Some meteorologists said they were becoming cautious about what they said so as not to cause a stir. “Once you use a word and get the cat out of the bag, you can never take it back,” said andrew hall, a research meteorologist at NOAA, where he co-leads the Drought Task Force. “It can be used in ways you never imagined.”

He just finished his speech at the “Explaining Extreme Events Press Conference,” which, linguistically, was rather dry.Afterwards, Dr. Hall put more emphasis on what he wouldn’t say: “I don’t use ‘megadrought.'” Still, later in the meeting, he was scheduled to attend a town hall Discussion topic is“Drought, Megadrought, or Permanent Change? A Paradigm Shift in Drought in the Western United States.”

“You won’t hear me use that word,” Dr. Hall said again. “It doesn’t matter. I can describe it in more plain language.”

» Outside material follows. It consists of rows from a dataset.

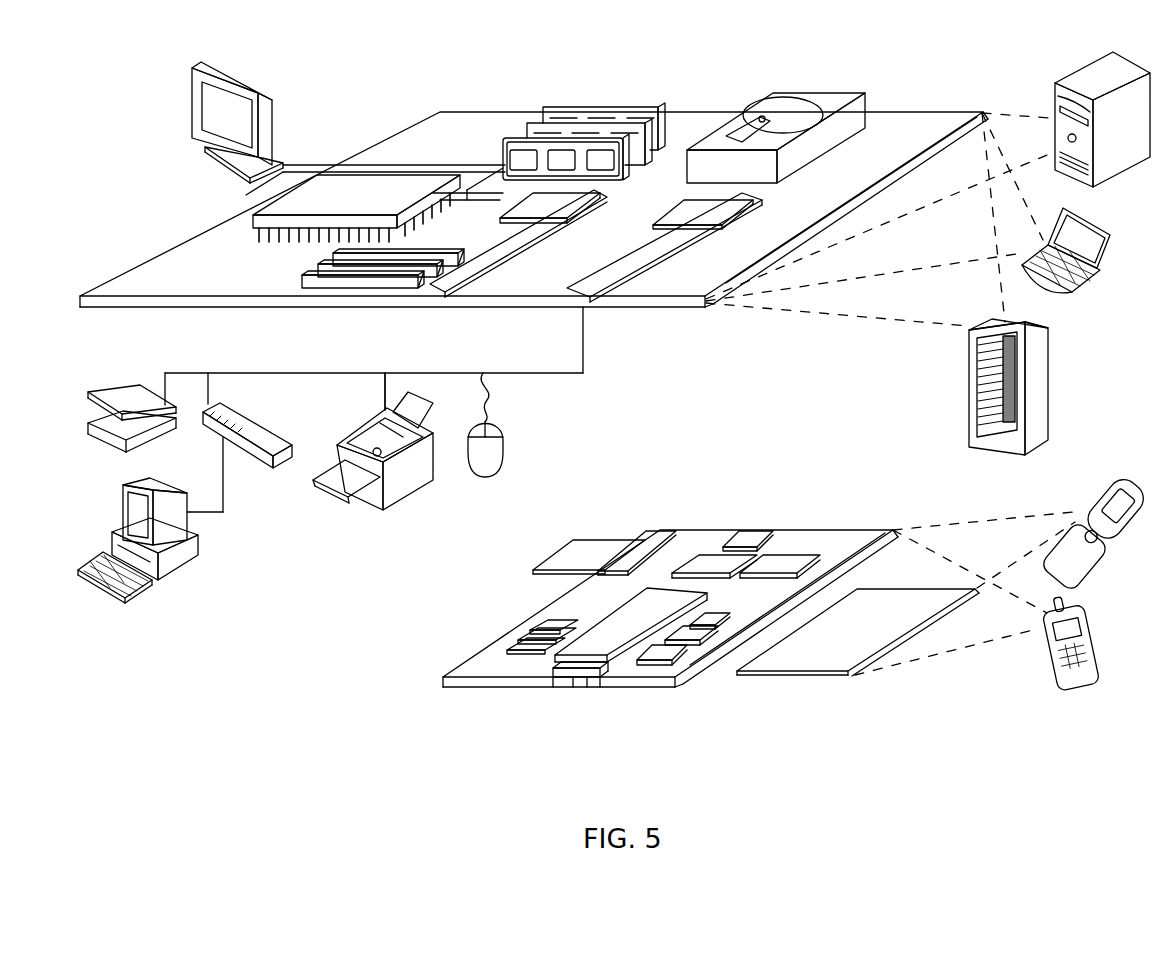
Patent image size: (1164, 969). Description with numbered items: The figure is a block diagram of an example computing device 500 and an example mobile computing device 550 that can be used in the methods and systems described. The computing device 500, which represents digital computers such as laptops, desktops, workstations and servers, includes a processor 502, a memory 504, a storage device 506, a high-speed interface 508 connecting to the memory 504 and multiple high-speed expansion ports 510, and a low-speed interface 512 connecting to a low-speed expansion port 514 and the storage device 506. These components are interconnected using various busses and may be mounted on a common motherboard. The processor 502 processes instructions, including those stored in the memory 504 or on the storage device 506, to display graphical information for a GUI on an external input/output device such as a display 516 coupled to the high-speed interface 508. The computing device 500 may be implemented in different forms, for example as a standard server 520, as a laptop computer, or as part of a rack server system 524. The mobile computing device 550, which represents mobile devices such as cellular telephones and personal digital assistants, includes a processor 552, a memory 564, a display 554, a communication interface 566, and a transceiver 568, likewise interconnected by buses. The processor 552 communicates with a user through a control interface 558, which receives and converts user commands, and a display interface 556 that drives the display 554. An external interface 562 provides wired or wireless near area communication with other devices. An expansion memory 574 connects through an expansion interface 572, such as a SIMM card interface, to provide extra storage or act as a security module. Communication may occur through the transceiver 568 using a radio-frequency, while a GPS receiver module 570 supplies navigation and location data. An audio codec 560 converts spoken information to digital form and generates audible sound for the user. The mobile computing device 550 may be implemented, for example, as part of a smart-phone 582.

The computing device 500 is at (614, 319).
The processor 502 is at (253, 213).
The memory 504 is at (553, 137).
The storage device 506 is at (768, 96).
The high-speed interface 508 is at (500, 192).
The high-speed expansion ports 510 is at (303, 276).
The low-speed interface 512 is at (684, 208).
The low-speed expansion port 514 is at (600, 298).
The display 516 is at (193, 67).
The standard server 520 is at (1053, 95).
The rack server system 524 is at (968, 405).
The mobile computing device 550 is at (753, 607).
The processor 552 is at (592, 677).
The display 554 is at (832, 663).
The display interface 556 is at (673, 665).
The control interface 558 is at (708, 646).
The audio codec 560 is at (722, 630).
The external interface 562 is at (574, 688).
The memory 564 is at (523, 638).
The communication interface 566 is at (710, 562).
The transceiver 568 is at (785, 556).
The GPS receiver module 570 is at (752, 535).
The expansion interface 572 is at (648, 545).
The expansion memory 574 is at (578, 543).
The smart-phone 582 is at (1045, 655).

Such as? “A prolonged drought,” he said.

Finally, the language dilemma reflects a larger challenge. On the one hand, scientists say, it’s hard to underestimate the profound risks global warming poses to Earth’s inhabitants over the next century and beyond. But the drumbeat of language may not suit the everyday nature of many weather events.

Blame often comes in the passive voice: Meteorologists craft catchy terms that get sucked into a ratings-driven media vortex. Daniel Swain, A climate scientist at UCLA said traditional news outlets and social media widely use technical terms without context, and “some people may use the term half-jokingly, while others are really freaking out.”

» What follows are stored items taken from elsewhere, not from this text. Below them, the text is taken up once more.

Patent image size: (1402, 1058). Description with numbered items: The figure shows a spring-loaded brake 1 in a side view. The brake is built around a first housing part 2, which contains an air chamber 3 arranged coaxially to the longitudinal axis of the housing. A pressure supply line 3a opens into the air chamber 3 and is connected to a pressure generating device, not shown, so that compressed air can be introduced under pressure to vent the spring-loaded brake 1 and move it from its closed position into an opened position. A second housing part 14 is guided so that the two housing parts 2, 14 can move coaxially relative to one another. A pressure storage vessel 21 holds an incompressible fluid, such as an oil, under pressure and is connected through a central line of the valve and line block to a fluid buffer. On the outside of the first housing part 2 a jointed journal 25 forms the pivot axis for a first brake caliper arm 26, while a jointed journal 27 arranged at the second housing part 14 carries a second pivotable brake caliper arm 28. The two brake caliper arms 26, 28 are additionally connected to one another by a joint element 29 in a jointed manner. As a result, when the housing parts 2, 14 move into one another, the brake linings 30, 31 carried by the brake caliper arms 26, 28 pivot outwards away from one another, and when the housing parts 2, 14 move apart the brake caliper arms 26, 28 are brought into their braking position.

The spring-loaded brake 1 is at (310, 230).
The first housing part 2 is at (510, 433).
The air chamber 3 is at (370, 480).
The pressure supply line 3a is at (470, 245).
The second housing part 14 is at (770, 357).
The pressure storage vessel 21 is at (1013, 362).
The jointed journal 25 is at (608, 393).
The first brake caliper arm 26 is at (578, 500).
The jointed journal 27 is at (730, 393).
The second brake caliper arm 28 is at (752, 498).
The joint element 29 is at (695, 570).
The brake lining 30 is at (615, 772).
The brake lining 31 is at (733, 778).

He added, “The headlines sound like the end of the world.”

consider”Ark Storm. “ The word appeared in 2010 In a project led by the US Geological Survey, the project explored “megastorm scenarios initially projected as 1,000-year events.” The word is a combination of “atmospheric river,” “k” (for 1,000), and “storm,” with overall biblical resonance.

“As one might expect, the acronym exists as a tongue-in-cheek reference to Noah’s flood, although, frankly, the situation doesn’t stray too far from the biblical account,” said Dr Swain, He was one of the researchers involved in a 2018 report called ARkStorm 2.0.

The weather proposed by the ARkStorm study could inundate thousands of miles, cause hundreds of billions of dollars in damage, prompt the evacuation of more than a million people, and occur more frequently than once every 1,000 years, especially on the West Coast. (According to the book of Genesis, the original prophecy calls for “a flood that will destroy everything under heaven and destroy every living thing. Everything on the earth will perish.”)

Epic, epochal, or apocalyptic, there was no ARkStorm in mid-January, despite an email sent to Dr. Swain asking if ARkStorm would “hit California tonight.”

Dr. Swain said he called back quickly to prevent the spread of misinformation. He speculated that the outlet had read the report or read its headline, but not the report itself. “No,” he said he told the media, “it’s not literally the end of the world.”